Explore machine learning courses

Contributed by: Aswini R

Recently completed any professional course/certification from the market? Tell us what you liked or disliked in the course for more curated content.

## FAQs

What are the two techniques of Hierarchical Clustering?

The two techniques of Hierarchical Clustering are Agglomerative and Divisive. Agglomerative is a bottom-up approach where every observation starts in its cluster, and cluster pairs are merged as one moves up in the hierarchy. Divisive is a top-down approach where all observations start in a single cluster, and we will perform splits recursively as one moves down the hierarchy.

How is Hierarchical Clustering used in Machine Learning?

Hierarchical Clustering is an unsupervised machine-learning approach.
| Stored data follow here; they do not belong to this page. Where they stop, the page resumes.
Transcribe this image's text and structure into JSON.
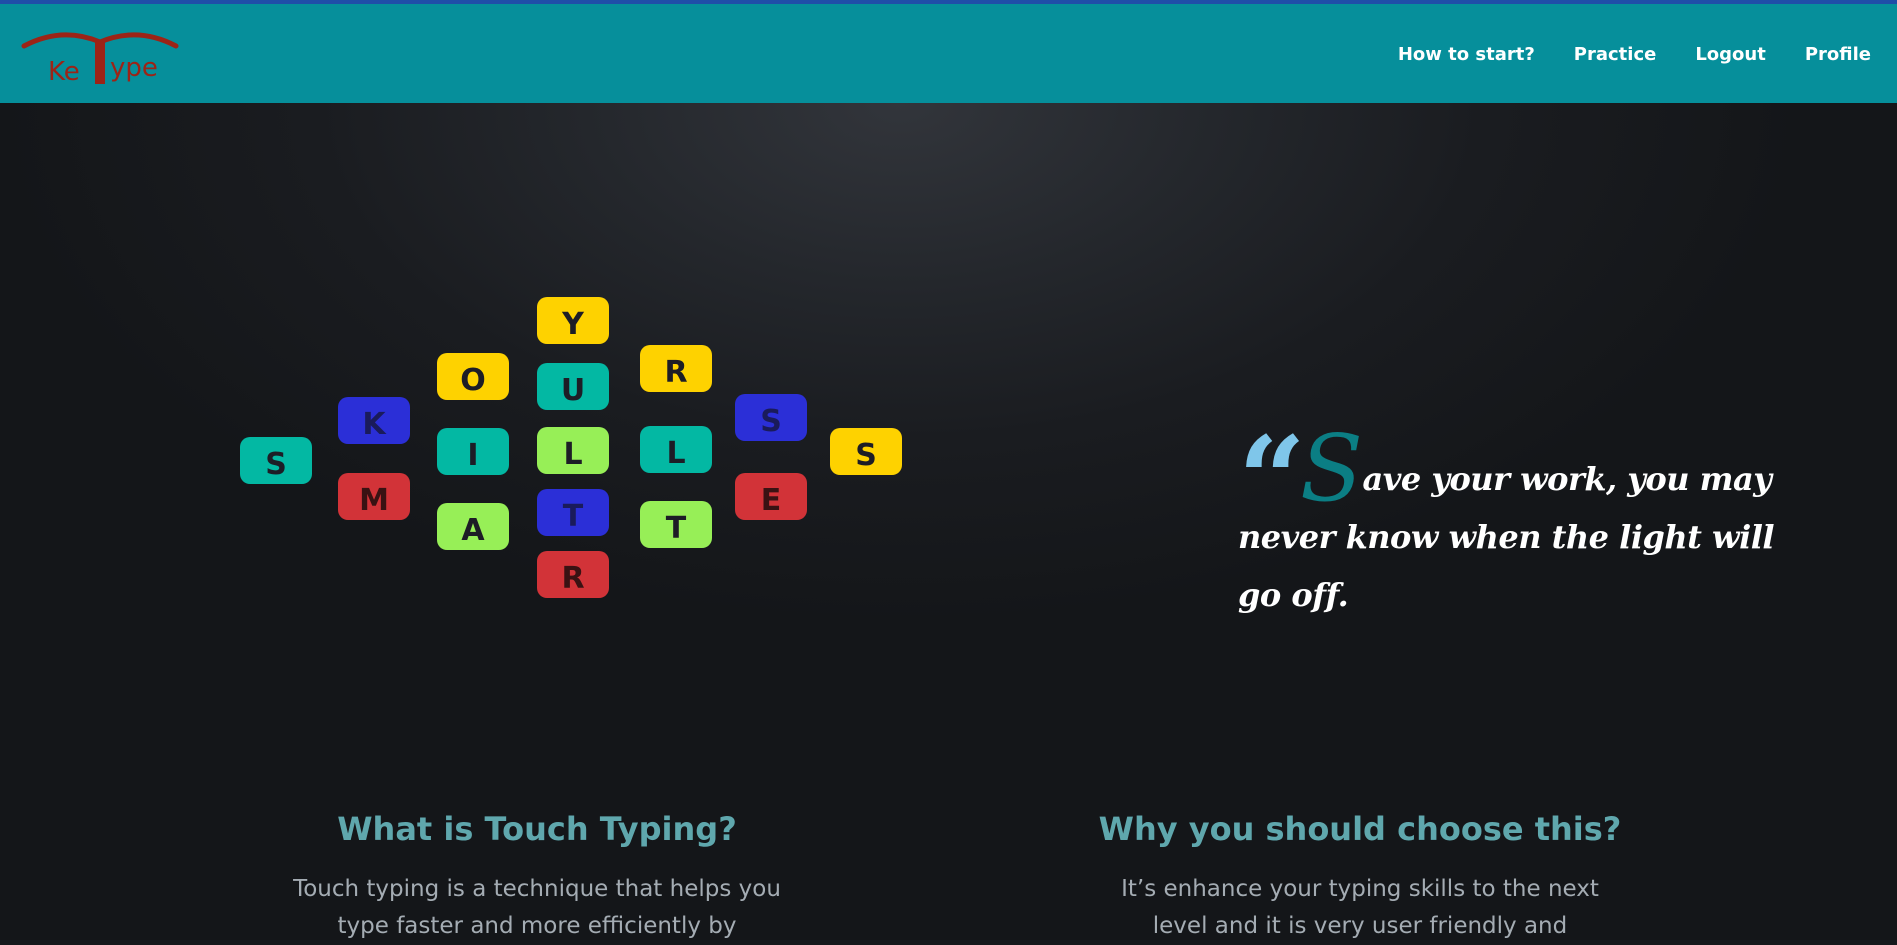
{
  "header": {
    "logo": {
      "text_left": "Ke",
      "text_mid": "T",
      "text_right": "ype",
      "alt": "KeyType logo"
    },
    "nav": [
      {
        "label": "How to start?"
      },
      {
        "label": "Practice"
      },
      {
        "label": "Logout"
      },
      {
        "label": "Profile"
      }
    ]
  },
  "tiles": {
    "c0": [
      "S"
    ],
    "c1": [
      "K",
      "M"
    ],
    "c2": [
      "O",
      "I",
      "A"
    ],
    "c3": [
      "Y",
      "U",
      "L",
      "T",
      "R"
    ],
    "c4": [
      "R",
      "L",
      "T"
    ],
    "c5": [
      "S",
      "E"
    ],
    "c6": [
      "S"
    ]
  },
  "quote": {
    "mark": "“",
    "drop_cap": "S",
    "text": "ave your work, you may never know when the light will go off."
  },
  "sections": [
    {
      "title": "What is Touch Typing?",
      "body_line1": "Touch typing is a technique that helps you",
      "body_line2": "type faster and more efficiently by"
    },
    {
      "title": "Why you should choose this?",
      "body_line1": "It’s enhance your typing skills to the next",
      "body_line2": "level and it is very user friendly and"
    }
  ],
  "colors": {
    "navbar": "#068f9b",
    "tile_yellow": "#fed200",
    "tile_teal": "#03b8a3",
    "tile_green": "#97ef57",
    "tile_blue": "#2b2fd7",
    "tile_red": "#d23338",
    "section_title": "#5fa7ad",
    "quote_mark": "#7fc6ea"
  }
}
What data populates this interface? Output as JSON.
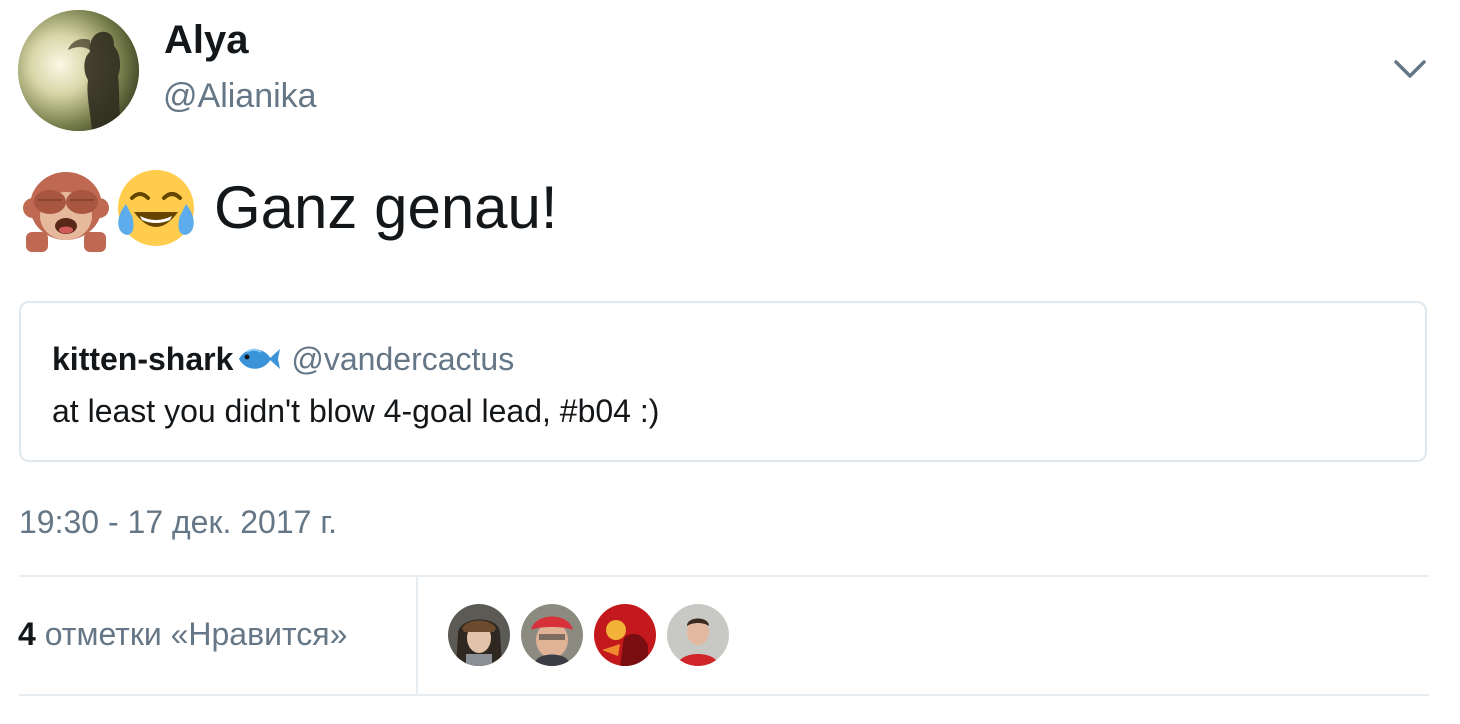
{
  "author": {
    "display_name": "Alya",
    "screen_name": "@Alianika",
    "avatar_icon": "profile-photo-silhouette"
  },
  "tweet": {
    "emojis": [
      "see-no-evil-monkey-emoji",
      "face-with-tears-of-joy-emoji"
    ],
    "text": "Ganz genau!"
  },
  "quoted_tweet": {
    "display_name": "kitten-shark",
    "name_emoji": "fish-emoji",
    "screen_name": "@vandercactus",
    "text": "at least you didn't blow 4-goal lead, #b04 :)"
  },
  "timestamp": "19:30 - 17 дек. 2017 г.",
  "stats": {
    "likes_count": "4",
    "likes_label": "отметки «Нравится»",
    "likers": [
      {
        "icon": "liker-avatar-1"
      },
      {
        "icon": "liker-avatar-2"
      },
      {
        "icon": "liker-avatar-3"
      },
      {
        "icon": "liker-avatar-4"
      }
    ]
  },
  "colors": {
    "text_primary": "#14171a",
    "text_secondary": "#657786",
    "border": "#e1e8ed"
  }
}
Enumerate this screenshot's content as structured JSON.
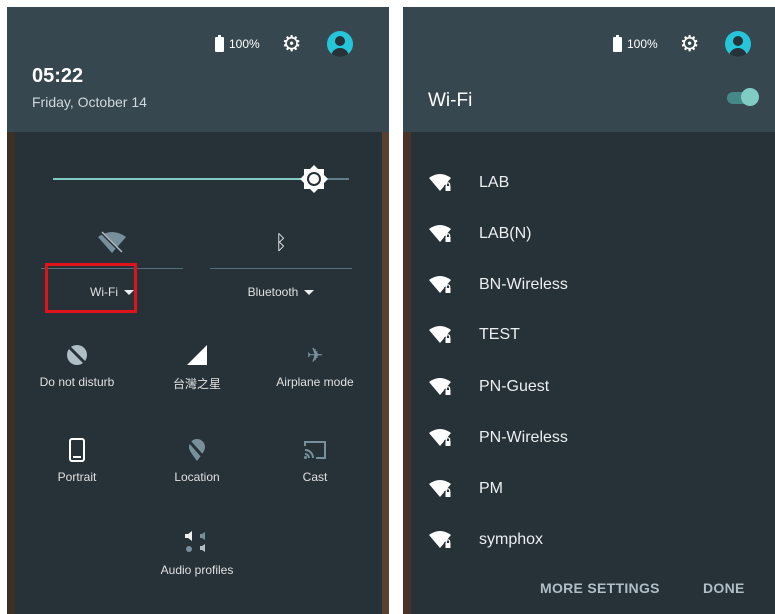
{
  "colors": {
    "panel_bg": "#263238",
    "header_bg": "#37474f",
    "accent": "#26c6da",
    "toggle": "#80cbc4",
    "highlight": "#e0131a"
  },
  "left": {
    "status": {
      "battery": "100%",
      "battery_icon": "battery-icon",
      "settings_icon": "gear-icon",
      "user_icon": "user-avatar-icon"
    },
    "time": "05:22",
    "date": "Friday, October 14",
    "brightness": {
      "level": 0.92
    },
    "tiles": [
      {
        "label": "Wi-Fi",
        "icon": "wifi-off-icon",
        "has_dropdown": true
      },
      {
        "label": "Bluetooth",
        "icon": "bluetooth-icon",
        "has_dropdown": true
      },
      {
        "label": "Do not disturb",
        "icon": "do-not-disturb-icon"
      },
      {
        "label": "台灣之星",
        "icon": "cellular-signal-icon"
      },
      {
        "label": "Airplane mode",
        "icon": "airplane-icon"
      },
      {
        "label": "Portrait",
        "icon": "portrait-icon"
      },
      {
        "label": "Location",
        "icon": "location-off-icon"
      },
      {
        "label": "Cast",
        "icon": "cast-icon"
      },
      {
        "label": "Audio profiles",
        "icon": "audio-profiles-icon"
      }
    ]
  },
  "right": {
    "status": {
      "battery": "100%",
      "battery_icon": "battery-icon",
      "settings_icon": "gear-icon",
      "user_icon": "user-avatar-icon"
    },
    "title": "Wi-Fi",
    "toggle_on": true,
    "networks": [
      {
        "ssid": "LAB"
      },
      {
        "ssid": "LAB(N)"
      },
      {
        "ssid": "BN-Wireless"
      },
      {
        "ssid": "TEST"
      },
      {
        "ssid": "PN-Guest"
      },
      {
        "ssid": "PN-Wireless"
      },
      {
        "ssid": "PM"
      },
      {
        "ssid": "symphox"
      }
    ],
    "buttons": {
      "more_settings": "MORE SETTINGS",
      "done": "DONE"
    }
  }
}
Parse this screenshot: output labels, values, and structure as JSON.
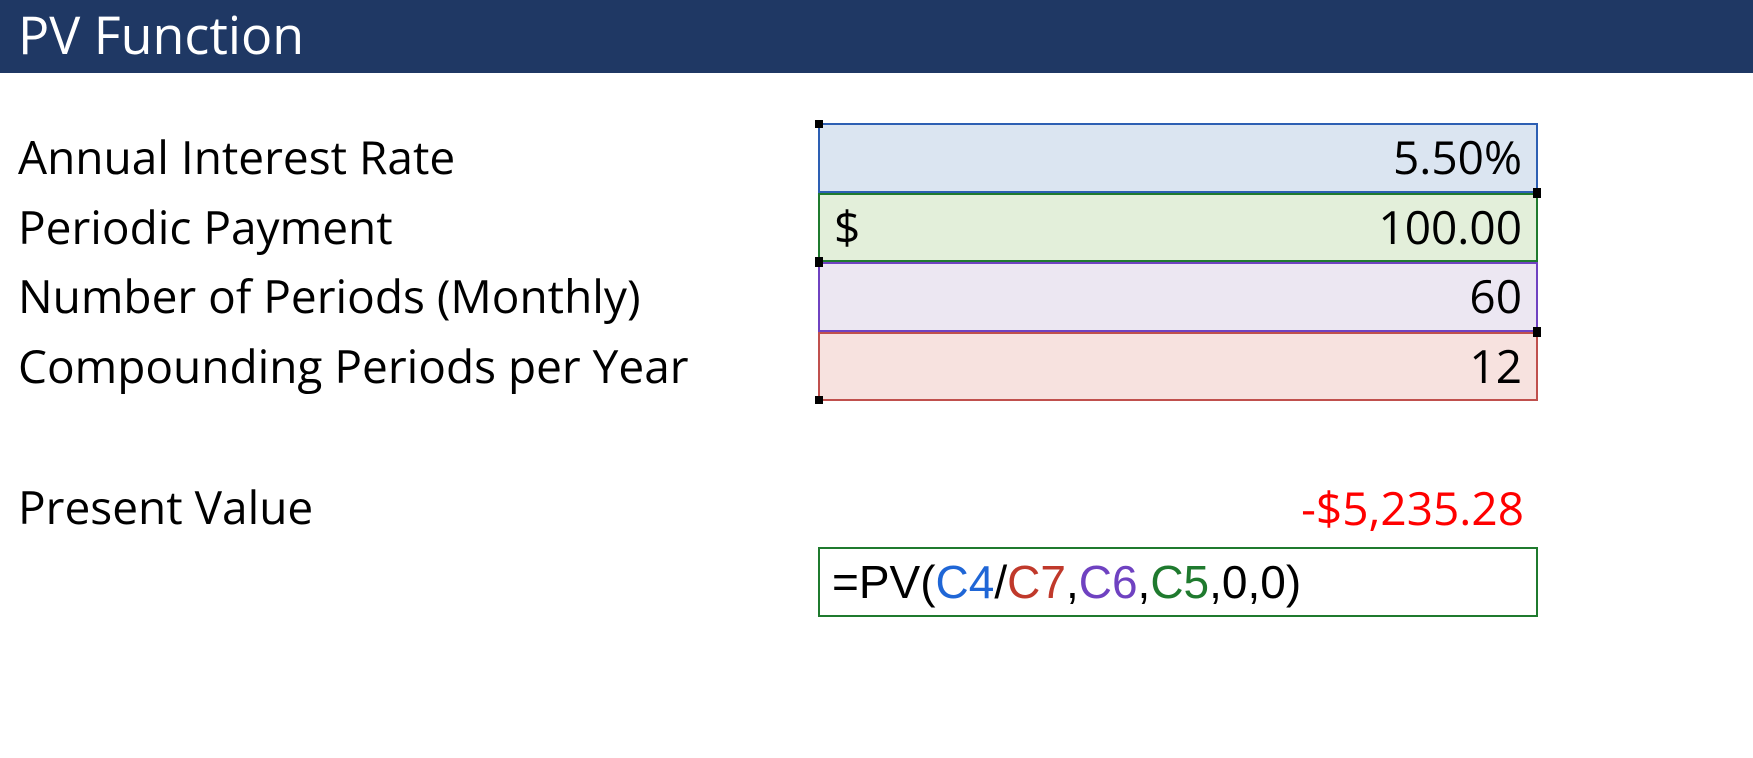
{
  "header": {
    "title": "PV Function"
  },
  "rows": {
    "rate": {
      "label": "Annual Interest Rate",
      "value": "5.50%"
    },
    "pmt": {
      "label": "Periodic Payment",
      "currency": "$",
      "value": "100.00"
    },
    "nper": {
      "label": "Number of Periods (Monthly)",
      "value": "60"
    },
    "comp": {
      "label": "Compounding Periods per Year",
      "value": "12"
    }
  },
  "result": {
    "label": "Present Value",
    "value": "-$5,235.28"
  },
  "formula": {
    "prefix": "=PV(",
    "c4": "C4",
    "slash": "/",
    "c7": "C7",
    "comma1": ",",
    "c6": "C6",
    "comma2": ",",
    "c5": "C5",
    "tail": ",0,0)"
  }
}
It will help us group unlabeled datasets into clusters. With this technique, we develop the cluster hierarchy in a tree form, and the tree structure is known as a dendrogram. Hierarchical Clustering is also known as HCA or Hierarchical Cluster Analysis.

Which is better k-means or Hierarchical Clustering?

Experimental studies show that k-means clustering will outperform hierarchical clustering in terms of entropy and purity using the cosine similarity measures. But, hierarchical clustering will outperform the k-means using Euclidean distance.

Is Hierarchical Clustering top-down or bottom-up?

Hierarchical Clustering is a Bottom-up approach when it's Agglomerative Hierarchical Clustering. But it will be top-down if it needs splitting a cluster and proceeding recursively until we reach the individual clusters.

Is Hierarchical Clustering good for large datasets?

The classical clustering methods will not cope with large datasets. The major reason is either the constraint of data maintenance in the main or temporary storage can be complicated.

What are the key issues in Hierarchical Clustering?

Once two clusters are merged, they cannot be split up later even for a more favorable outcome. The Agglomerative Hierarchical Clustering method will perform clustering on a local level. K-means can do it globally. Though it's advantageous, it's time and space-consuming, which will be expensive. We have to decide on treating the clusters based on their size of it and merging similar ones, which can be time-consuming.